Lokomotif Uap D14 : Si Hitam yang Serba Guna

Penulis: Nevy Eka Pattiruhu*

Begandring.com-Berkunjung ke kota Solo pada akhir pekan, mungkin anda akan beruntung apabila tengah melintas di Jl. Slamet Riyadi berpapasan dengan sebuah rangkaian kereta kuno yang berjalan anggun membelah keramaian kota bak model berparas ayu yang menyita perhatian banyak mata.

Lokomotif D1410 di Depo Purwosari, Solo. Foto: Dok. Pribadi

Kereta kuno berjuluk “Sepur Kluthuk Jaladara” tersebut telah eksis selama lebih dari 1 dasawarsa, persisnya sejak tahun 2009 di era presiden Joko Widodo masih menjabat sebagai walikota Solo. Tujuannya jelas, diproyeksikan sebagai ikon pariwisata kota yang ternyata sukses hingga kini.

Sepur Jaladara memiliki rute dari stasiun Purwosari ke stasiun Solo Kota (akrab juga disebut stasiun Sangkrah) berjarak 6 km dengan total durasi perjalanan pergi – pulang selama 2 – 2½ jam.

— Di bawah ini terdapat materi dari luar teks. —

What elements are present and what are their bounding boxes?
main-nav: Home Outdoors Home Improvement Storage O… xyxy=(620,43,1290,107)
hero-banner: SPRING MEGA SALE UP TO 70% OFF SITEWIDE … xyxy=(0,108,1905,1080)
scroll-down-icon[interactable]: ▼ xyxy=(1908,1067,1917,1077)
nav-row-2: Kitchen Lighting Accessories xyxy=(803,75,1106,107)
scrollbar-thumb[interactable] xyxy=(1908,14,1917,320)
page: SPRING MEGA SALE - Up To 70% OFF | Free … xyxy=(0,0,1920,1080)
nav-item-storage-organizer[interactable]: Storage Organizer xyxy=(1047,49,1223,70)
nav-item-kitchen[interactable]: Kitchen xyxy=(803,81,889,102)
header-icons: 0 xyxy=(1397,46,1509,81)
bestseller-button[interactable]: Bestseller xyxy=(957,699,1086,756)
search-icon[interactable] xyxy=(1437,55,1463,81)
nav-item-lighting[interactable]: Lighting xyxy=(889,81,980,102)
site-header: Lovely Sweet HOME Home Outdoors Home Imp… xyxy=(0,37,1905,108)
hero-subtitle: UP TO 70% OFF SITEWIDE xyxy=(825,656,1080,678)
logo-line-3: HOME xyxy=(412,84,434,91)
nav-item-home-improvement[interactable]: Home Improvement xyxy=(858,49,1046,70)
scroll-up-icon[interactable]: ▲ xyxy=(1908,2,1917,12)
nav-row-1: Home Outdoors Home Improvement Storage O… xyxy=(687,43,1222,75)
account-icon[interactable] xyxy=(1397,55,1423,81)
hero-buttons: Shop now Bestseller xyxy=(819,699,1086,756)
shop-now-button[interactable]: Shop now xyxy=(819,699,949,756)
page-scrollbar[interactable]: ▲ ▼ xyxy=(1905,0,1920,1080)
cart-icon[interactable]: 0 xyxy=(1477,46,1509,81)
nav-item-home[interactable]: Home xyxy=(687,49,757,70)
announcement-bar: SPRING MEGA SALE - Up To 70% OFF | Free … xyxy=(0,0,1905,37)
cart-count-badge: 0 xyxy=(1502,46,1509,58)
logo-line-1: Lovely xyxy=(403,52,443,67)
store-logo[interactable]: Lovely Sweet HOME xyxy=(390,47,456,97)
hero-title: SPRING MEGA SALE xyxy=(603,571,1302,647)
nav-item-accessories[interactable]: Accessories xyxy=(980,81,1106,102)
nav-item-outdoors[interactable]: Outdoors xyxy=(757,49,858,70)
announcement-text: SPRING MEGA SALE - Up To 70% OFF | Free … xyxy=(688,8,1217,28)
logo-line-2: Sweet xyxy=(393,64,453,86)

Yang paling menarik selain adanya 2 kereta penumpang kayu klasik sebenarnya adalah dimana rangkaian kereta wisata itu dihela oleh sebuah lokomotif uap bernomer D1410. Lokomotif berbodi bongsor tersebut usianya juga tak lagi muda, tahun 2023 ini ia menginjak usia 102 tahun!

Usia yang telah membawanya ke banyak lika-liku jaman. Dahulu ia tak sendiri, D1410 adalah unit ke 10 dari 24 lokomotif sejenis yang pernah didatangkan dari Eropa untuk perusahaan KA negara bernama “Staatsspoorwegen” di Hindia – Belanda.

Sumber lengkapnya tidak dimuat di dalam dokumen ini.